Our nation’s wealth remains intact. As Gertrude Stein put it, “Money is always
there, but the pockets change.” Above all, it’s our market system – an
economic traffic cop ably directing capital, brains and labor – that has
created America’s abundance. This system has also been the primary factor in
allocating rewards. Governmental redirection, through federal, state and local
taxation, has in addition determined the distribution of a significant portion
of the bounty. America has, for example, decided that those citizens in their
productive years should help both the old and the young. Such forms of aid –
sometimes enshrined as “entitlements” – are generally thought of as applying
to the aged. But don’t forget that four million American babies are born each
year with an entitlement to a public education. That societal commitment,
largely financed at the local level, costs about $150,000 per baby. The annual
cost totals more than $600 billion, which is about 31⁄2% of GDP. However our
wealth may be divided, the mind-boggling amounts you see around you belong
almost exclusively to Americans. Foreigners, of course, own or have claims on
a modest portion of our wealth. Those holdings, however, are of little
importance to our national balance sheet: Our citizens own assets abroad that
are roughly comparable in value. Early Americans, we should emphasize, were
neither smarter nor more hard working than those people who toiled century
after century before them. But those venturesome pioneers crafted a system
that unleashed human potential, and their successors built upon it. This
economic creation will deliver increasing wealth to our progeny far into the
future. Yes, the build-up of wealth will be interrupted for short periods from
time to time. It will not, however, be stopped. I’ll repeat what I’ve both
said in the past and expect to say in future years: Babies born in America
today are the luckiest crop in history. ____________America’s economic
achievements have led to staggering profits for stockholders. During the 20th
century the Dow-Jones Industrials advanced from 66 to 11,497, a 17,320%
capital gain that was materially boosted by steadily increasing dividends. The
trend continues: By yearend 2016, the index had advanced a further 72%, to
19,763. American business – and consequently a basket of stocks – is virtually
certain to be worth far more in the years ahead. Innovation, productivity
gains, entrepreneurial spirit and an abundance of capital will see to that.

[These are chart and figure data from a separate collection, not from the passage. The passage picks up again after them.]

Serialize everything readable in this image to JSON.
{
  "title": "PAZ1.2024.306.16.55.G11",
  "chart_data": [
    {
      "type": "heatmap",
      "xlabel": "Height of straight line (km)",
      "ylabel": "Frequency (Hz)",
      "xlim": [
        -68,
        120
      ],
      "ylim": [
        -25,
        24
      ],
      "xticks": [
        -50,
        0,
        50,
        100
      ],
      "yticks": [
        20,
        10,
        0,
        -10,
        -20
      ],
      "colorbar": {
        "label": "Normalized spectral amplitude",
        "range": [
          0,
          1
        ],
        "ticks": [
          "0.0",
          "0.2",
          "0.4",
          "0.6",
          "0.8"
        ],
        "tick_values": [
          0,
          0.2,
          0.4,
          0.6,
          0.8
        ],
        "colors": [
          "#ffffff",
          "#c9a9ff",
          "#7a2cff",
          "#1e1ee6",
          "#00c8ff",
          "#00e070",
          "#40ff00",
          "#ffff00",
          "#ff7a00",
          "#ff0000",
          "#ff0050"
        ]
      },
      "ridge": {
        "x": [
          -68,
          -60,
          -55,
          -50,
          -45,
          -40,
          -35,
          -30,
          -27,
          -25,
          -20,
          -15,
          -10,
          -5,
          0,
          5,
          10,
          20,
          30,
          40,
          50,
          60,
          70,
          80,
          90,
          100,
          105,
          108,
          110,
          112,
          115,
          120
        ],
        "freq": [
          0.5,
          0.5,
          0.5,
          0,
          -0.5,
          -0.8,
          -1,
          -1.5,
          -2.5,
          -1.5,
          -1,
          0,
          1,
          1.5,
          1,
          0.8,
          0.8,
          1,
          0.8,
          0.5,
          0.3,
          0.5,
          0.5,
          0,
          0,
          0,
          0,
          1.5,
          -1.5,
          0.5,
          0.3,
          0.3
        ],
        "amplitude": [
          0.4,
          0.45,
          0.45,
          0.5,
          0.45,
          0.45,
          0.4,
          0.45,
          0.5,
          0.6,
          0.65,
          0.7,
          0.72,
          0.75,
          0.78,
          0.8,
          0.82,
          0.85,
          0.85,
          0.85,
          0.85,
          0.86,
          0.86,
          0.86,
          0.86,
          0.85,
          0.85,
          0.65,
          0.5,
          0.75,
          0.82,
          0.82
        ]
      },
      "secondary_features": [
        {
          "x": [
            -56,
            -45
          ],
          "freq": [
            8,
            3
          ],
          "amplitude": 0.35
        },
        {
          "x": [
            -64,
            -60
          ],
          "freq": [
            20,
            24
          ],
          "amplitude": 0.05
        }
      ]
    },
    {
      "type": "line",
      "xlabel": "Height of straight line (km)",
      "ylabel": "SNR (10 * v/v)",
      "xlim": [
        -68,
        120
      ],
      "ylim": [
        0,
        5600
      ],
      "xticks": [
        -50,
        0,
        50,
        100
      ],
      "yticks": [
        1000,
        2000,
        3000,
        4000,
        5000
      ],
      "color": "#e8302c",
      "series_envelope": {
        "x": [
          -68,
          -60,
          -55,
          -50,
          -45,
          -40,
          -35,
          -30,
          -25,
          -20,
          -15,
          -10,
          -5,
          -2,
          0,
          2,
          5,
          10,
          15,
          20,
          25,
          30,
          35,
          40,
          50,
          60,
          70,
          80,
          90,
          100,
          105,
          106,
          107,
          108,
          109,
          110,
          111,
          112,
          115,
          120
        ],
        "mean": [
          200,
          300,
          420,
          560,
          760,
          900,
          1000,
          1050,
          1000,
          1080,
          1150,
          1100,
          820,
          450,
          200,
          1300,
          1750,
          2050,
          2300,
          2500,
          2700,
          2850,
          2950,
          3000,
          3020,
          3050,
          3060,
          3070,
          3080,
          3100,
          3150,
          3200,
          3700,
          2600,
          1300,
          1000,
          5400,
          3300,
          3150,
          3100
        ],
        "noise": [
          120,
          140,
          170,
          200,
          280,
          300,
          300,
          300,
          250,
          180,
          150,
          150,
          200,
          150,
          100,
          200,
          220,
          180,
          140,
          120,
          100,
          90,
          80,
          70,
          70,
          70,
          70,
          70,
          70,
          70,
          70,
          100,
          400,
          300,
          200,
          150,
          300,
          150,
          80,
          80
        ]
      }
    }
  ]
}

Ever-present naysayers may prosper by marketing their gloomy forecasts. But
heaven help them if they act on the nonsense they peddle. Many companies, of
course, will fall behind, and some will fail. Winnowing of that sort is a
product of market dynamism. Moreover, the years ahead will occasionally
deliver major market declines – even panics – that will affect virtually all
stocks. No one can tell you when these traumas will occur – not me, not
Charlie, not economists, not the media. Meg McConnell of the New York Fed
aptly described the reality of panics: “We spend a lot of time looking for
systemic risk; in truth, however, it tends to find us.” During such scary
periods, you should never forget two things: First, widespread fear is your
friend as an investor, because it serves up bargain purchases. Second,
personal fear is your enemy. It will also be unwarranted. Investors who avoid
high and unnecessary costs and simply sit for an extended period with a
collection of large, conservatively-financed American businesses will almost
certainly do well. As for Berkshire, our size precludes a brilliant result:
Prospective returns fall as assets increase. Nonetheless, Berkshire’s
collection of good businesses, along with the company’s impregnable financial
strength and owner-oriented culture, should deliver decent results. We won’t
be satisfied with less.